Arrogance and grandiosity can be destructive to people around us, especially if they are vulnerable and looking for help. When I have been in a position of influence and used this badly I have inevitably caused needless problems from those who might have been spared from pain. Sometimes when people are looking toward us for help we give them the wrong impression of how they should proceed because our arrogance doesn’t allow us to see ourselves properly. If this is so we cannot see them or their needs either. Being blind I then scatter words around like confetti, with little thought to where they land and what effect they will have.

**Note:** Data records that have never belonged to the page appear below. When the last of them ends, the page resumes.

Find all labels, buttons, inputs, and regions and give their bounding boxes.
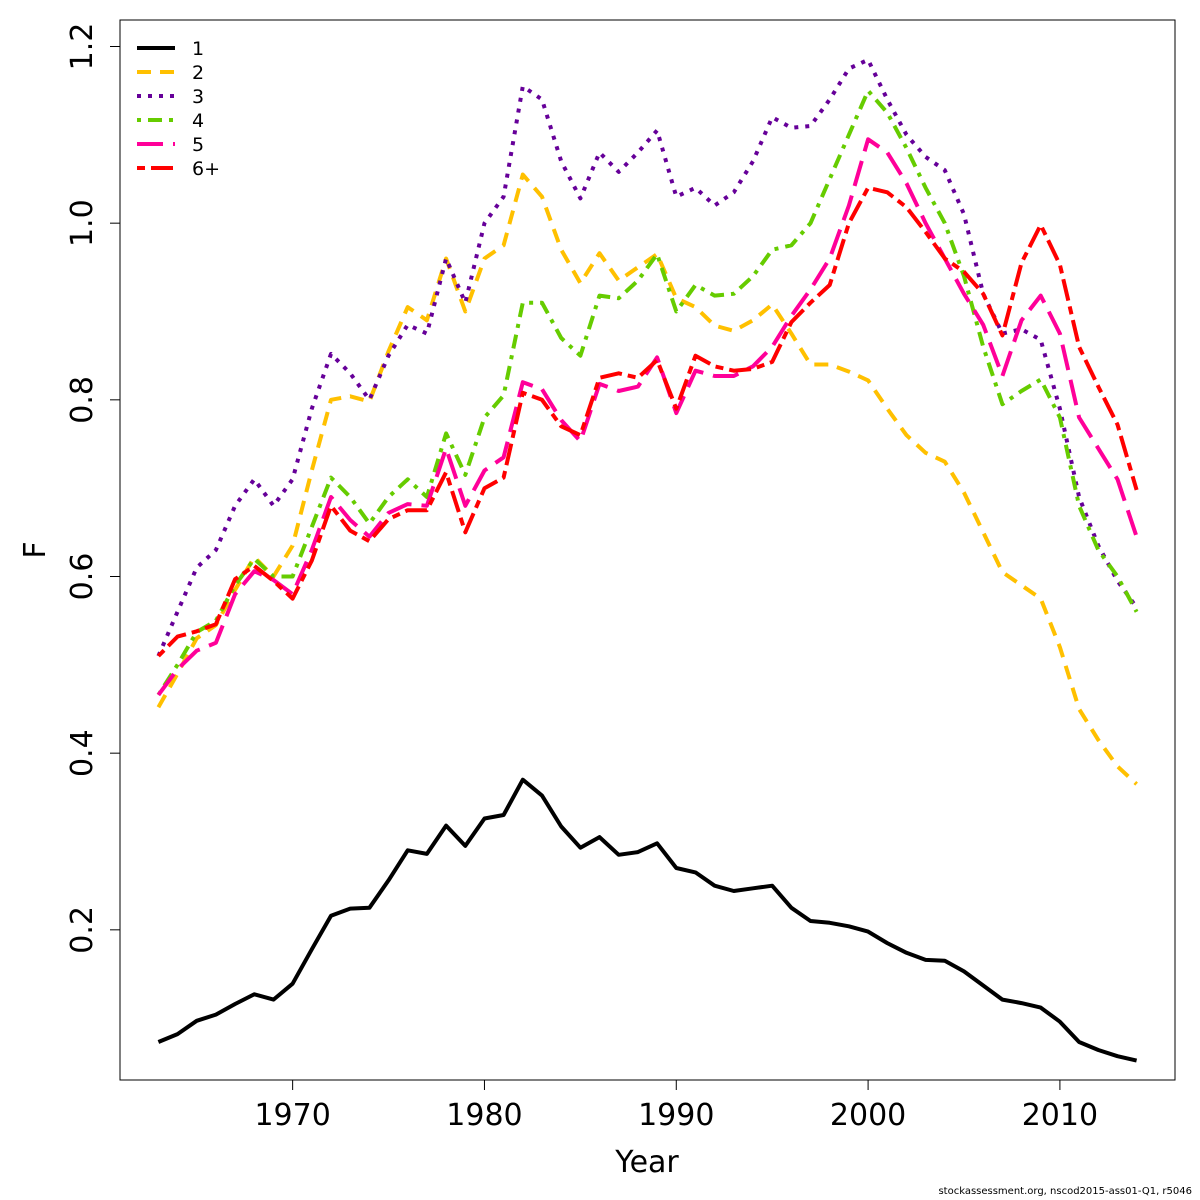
legend-label: 5 <box>192 134 204 156</box>
x-tick-label: 1970 <box>254 1098 330 1133</box>
x-axis: 1970 1980 1990 2000 2010 <box>254 1080 1098 1133</box>
y-tick-label: 1.0 <box>65 199 100 247</box>
series-line-1 <box>157 777 1138 1063</box>
legend-label: 4 <box>192 110 204 132</box>
series-line-6+ <box>156 185 1139 658</box>
x-axis-title: Year <box>614 1145 679 1180</box>
y-tick-label: 1.2 <box>65 23 100 71</box>
plot-frame <box>119 19 1176 1081</box>
series-line-2 <box>156 172 1138 786</box>
x-tick-label: 2000 <box>830 1098 906 1133</box>
x-tick-label: 2010 <box>1022 1098 1098 1133</box>
x-tick-label: 1990 <box>638 1098 714 1133</box>
y-axis-title: F <box>18 541 53 558</box>
y-tick-label: 0.6 <box>65 553 100 601</box>
series-line-3 <box>156 57 1139 657</box>
y-tick-label: 0.4 <box>65 729 100 777</box>
legend-label: 1 <box>192 38 204 60</box>
series-layer <box>156 57 1139 1063</box>
legend-label: 6+ <box>192 158 220 180</box>
y-tick-label: 0.8 <box>65 376 100 424</box>
footer-credit: stockassessment.org, nscod2015-ass01-Q1,… <box>938 1186 1192 1197</box>
y-axis: 0.2 0.4 0.6 0.8 1.0 1.2 <box>65 23 120 954</box>
x-tick-label: 1980 <box>446 1098 522 1133</box>
y-tick-label: 0.2 <box>65 906 100 954</box>
series-line-5 <box>156 137 1139 697</box>
series-line-4 <box>156 88 1139 696</box>
legend-label: 2 <box>192 62 204 84</box>
legend-label: 3 <box>192 86 204 108</box>
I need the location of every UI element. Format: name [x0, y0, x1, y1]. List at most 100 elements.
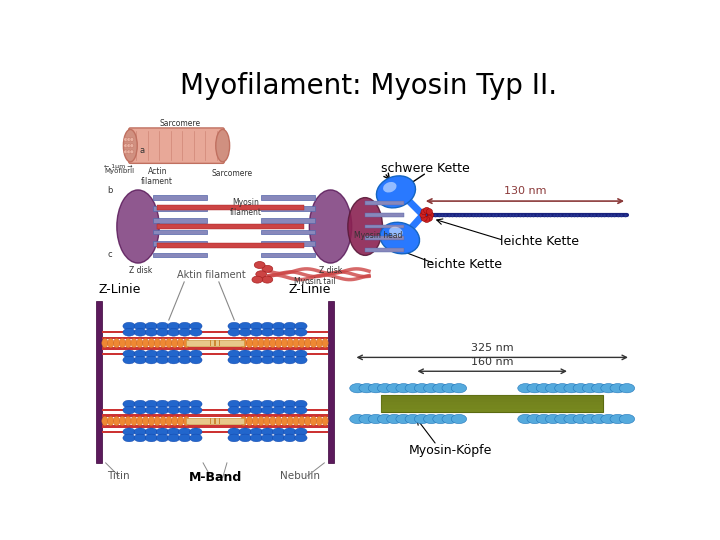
Ellipse shape [190, 328, 202, 336]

But these character traits are even more destructive to me as an individual. At least someone near to me can leave! While I have to live with myself. Arrogance is ‘the pride that blinds’ a person to themselves. Arrogance closes the ears until I can no longer see or hear myself. This world of darkness eventually drives a person mad. I can attest to this!

The healing opposite of these troublesome things is humility. Humility is seeing myself as I am. Humility is being in touch with reality, limitation, empathy and the knowledge that I am always learning and never finished. If this is so I cannot make heady pronouncements about life and God. In seeing myself as flawed and in need of help I see the need for a greater power than myself by which to live. If this is so how I am set free from knowing everything and making statements about everything. Who am I to think that people need to know what I think I know? Arrogance and humility rarely go together if at all.

Keeping good company

It’s good to have friends and it’s good to have sane supportive friends even better. In alcoholics anonymous they say ‘keep sober company’. Our mothers’ told us (or perhaps not) not to keep bad company or we would get in trouble. There is truth in these things

Did you ever go into someones house and there was a barking dog and unruly children with the parent/s shouting endlessly to keep order? How did you feel? Anxious perhaps?

The same thing happens to us when we hang around with people who cannot manage their emotional life’s. It tends to rub off on us and we on them. It is sometimes difficult to find stable and calm friends, especially when we are used to chaos and noise. Many recovering people of all types tend to think that silence is an angry and disapproving atmosphere. This is what we have been used to. With less erratic people though silence or thereabouts is more refreshing. I try my best to keep sane and stable company and leave those alone who lurch from one crisis to the next. This is not disparaging about them. I can be of no use when I too am running around like a headless chicken.  Many thanks.